While Chicago milked the clock, the 49ers did not help themselves in the fourth quarter as safety Marcell Harris was called for a late hit on Trubisky, as the Bears quarterback slid feet-first in attempt to gain a first down.

The hit drew flags but more importantly incited a melee on Chicago’s sideline. Sherman found himself directly in the middle of the game-defining scuffle, throwing a pair of open-handed slaps at Bears wide receiver Joshua Bellamy.

The incident resulted in the ejection of Sherman, Bellamy and fellow Bears wideout Anthony Miller

“Sherman made it very clear to me that he was trying to get his brother’s back,” Shanahan said. “I respect the heck out of Sherm.”

At that point in the game, the 49ers trailed 14-9, after Bears running back Jordan Howard had found paydirt on a 2-yard run at the tail end of the third quarter.

After Sherman, Bellamy and Miller’s ejection, Chicago methodically ran the clock down to the two-minute warning before Tarvarius Moore punched the ball out of Allen Robinson’s hands as he gained a Bears first down to all but seal a Chicago victory.

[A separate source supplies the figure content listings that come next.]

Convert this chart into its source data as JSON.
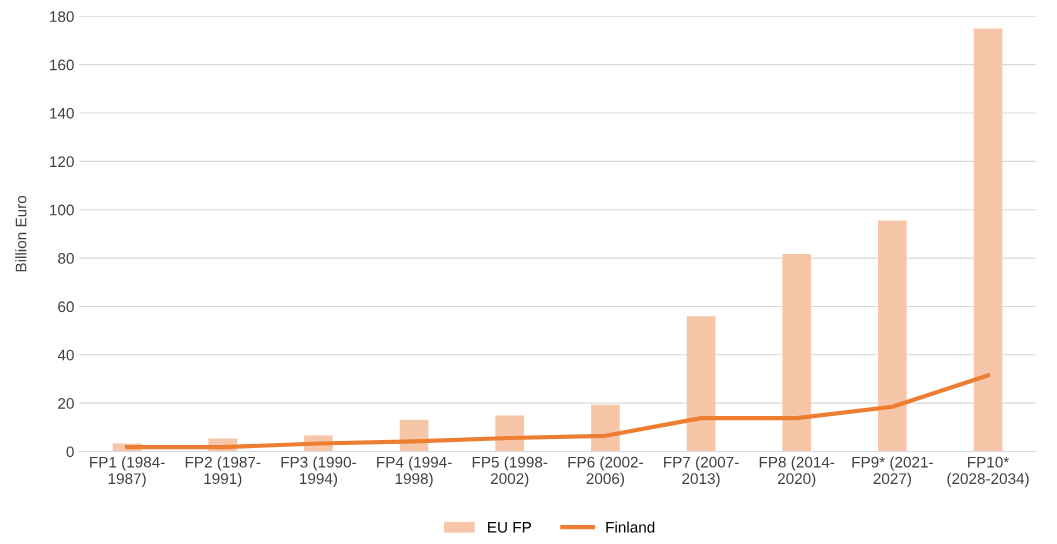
{
  "chart_data": {
    "type": "bar",
    "ylabel": "Billion Euro",
    "categories": [
      "FP1 (1984-\n1987)",
      "FP2 (1987-\n1991)",
      "FP3 (1990-\n1994)",
      "FP4 (1994-\n1998)",
      "FP5 (1998-\n2002)",
      "FP6 (2002-\n2006)",
      "FP7 (2007-\n2013)",
      "FP8 (2014-\n2020)",
      "FP9* (2021-\n2027)",
      "FP10*\n(2028-2034)"
    ],
    "series": [
      {
        "name": "EU FP",
        "color": "#f7c6a8",
        "values": [
          3.3,
          5.4,
          6.6,
          13.1,
          14.9,
          19.3,
          55.9,
          81.7,
          95.5,
          175
        ]
      },
      {
        "name": "Finland",
        "type": "line",
        "color": "#ed7d31",
        "values": [
          1.8,
          1.8,
          3.3,
          4.2,
          5.6,
          6.5,
          13.8,
          13.8,
          18.5,
          31.5
        ]
      }
    ],
    "ylim": [
      0,
      180
    ],
    "yticks": [
      0,
      20,
      40,
      60,
      80,
      100,
      120,
      140,
      160,
      180
    ],
    "grid": "y",
    "legend": "bottom",
    "marker": "none",
    "line_style": "solid"
  }
}
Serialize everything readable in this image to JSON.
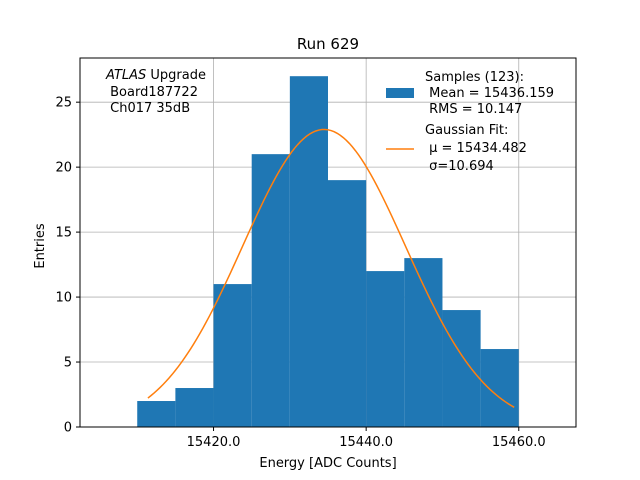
{
  "chart_data": {
    "type": "bar",
    "subtype": "histogram",
    "title": "Run 629",
    "xlabel": "Energy [ADC Counts]",
    "ylabel": "Entries",
    "xlim": [
      15402.5,
      15467.5
    ],
    "ylim": [
      0,
      28.4
    ],
    "xticks": [
      15420.0,
      15440.0,
      15460.0
    ],
    "xtick_labels": [
      "15420.0",
      "15440.0",
      "15460.0"
    ],
    "yticks": [
      0,
      5,
      10,
      15,
      20,
      25
    ],
    "ytick_labels": [
      "0",
      "5",
      "10",
      "15",
      "20",
      "25"
    ],
    "grid": true,
    "bins": [
      {
        "x0": 15410,
        "x1": 15415,
        "value": 2
      },
      {
        "x0": 15415,
        "x1": 15420,
        "value": 3
      },
      {
        "x0": 15420,
        "x1": 15425,
        "value": 11
      },
      {
        "x0": 15425,
        "x1": 15430,
        "value": 21
      },
      {
        "x0": 15430,
        "x1": 15435,
        "value": 27
      },
      {
        "x0": 15435,
        "x1": 15440,
        "value": 19
      },
      {
        "x0": 15440,
        "x1": 15445,
        "value": 12
      },
      {
        "x0": 15445,
        "x1": 15450,
        "value": 13
      },
      {
        "x0": 15450,
        "x1": 15455,
        "value": 9
      },
      {
        "x0": 15455,
        "x1": 15460,
        "value": 6
      }
    ],
    "fit": {
      "type": "gaussian",
      "mu": 15434.482,
      "sigma": 10.694,
      "amplitude": 22.9,
      "x_range": [
        15411.4,
        15459.4
      ]
    },
    "annotation": {
      "lines": [
        {
          "italic": "ATLAS",
          "text": " Upgrade"
        },
        {
          "italic": "",
          "text": " Board187722"
        },
        {
          "italic": "",
          "text": " Ch017 35dB"
        }
      ]
    },
    "legend": {
      "placement": "top-right",
      "entries": [
        {
          "kind": "patch",
          "lines": [
            "Samples (123):",
            " Mean = 15436.159",
            " RMS = 10.147"
          ]
        },
        {
          "kind": "line",
          "lines": [
            "Gaussian Fit:",
            " μ = 15434.482",
            " σ=10.694"
          ]
        }
      ]
    },
    "colors": {
      "bars": "#1f77b4",
      "fit_line": "#ff7f0e",
      "grid": "#b0b0b0",
      "axes": "#000000"
    }
  }
}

Giving the ball back to Shanahan’s offense, led by Mullens, the 49ers set up shop on their own 24-yard line.

With a 25-yard pass to Kendrick Bourne, Mullens had the 49ers in range to complete a late-game comeback with 1:40 left on the clock.

After a pair of incomplete passes intended for tight end George Kittle, the 49ers found themselves up against the wall facing a fourth-and-4. Mullens took the snap and was flushed out to his right. Looking to have at least 10 yards of clean field ahead of him, Mullens opted to heave a pass 40 yards down field to a blanketed Marquise Goodwin, instead of tucking the ball to run. The pass sailed out of bounds.

“I’ve been replaying that play in my head since I walked off of the field,” Mullens said after the game. “If you look at the film, I stood there for 30 seconds. Just understanding what I did and how big of a mistake it was.”

Turning the ball over on downs, the 49ers watched the Bears line up in victory formation, fully cognizant of the opportunities that they squandered to take out a legitimate playoff contender.

“We knew it was going to be a dogfight,” said Mullens. “We knew it was going to be tough. But we knew we’d have opportunities. So, it’s exactly what we wanted. We just didn’t take advantage and finish.”

Briefly:

Running back Matt Breida went down in the second quarter, appearing to tweak his left leg after a five-yard carry. He went to the medical tent, and then the locker room. He did not return with what was deemed to be an ankle injury.

Breida has dealt with persistent ankle injuries all season and was very limited in practice this past week. At the time of the injury, he had 20 yards on four carries.

Jeff Wilsonwould gain just 27 yards on his 11 carries the rest of the day.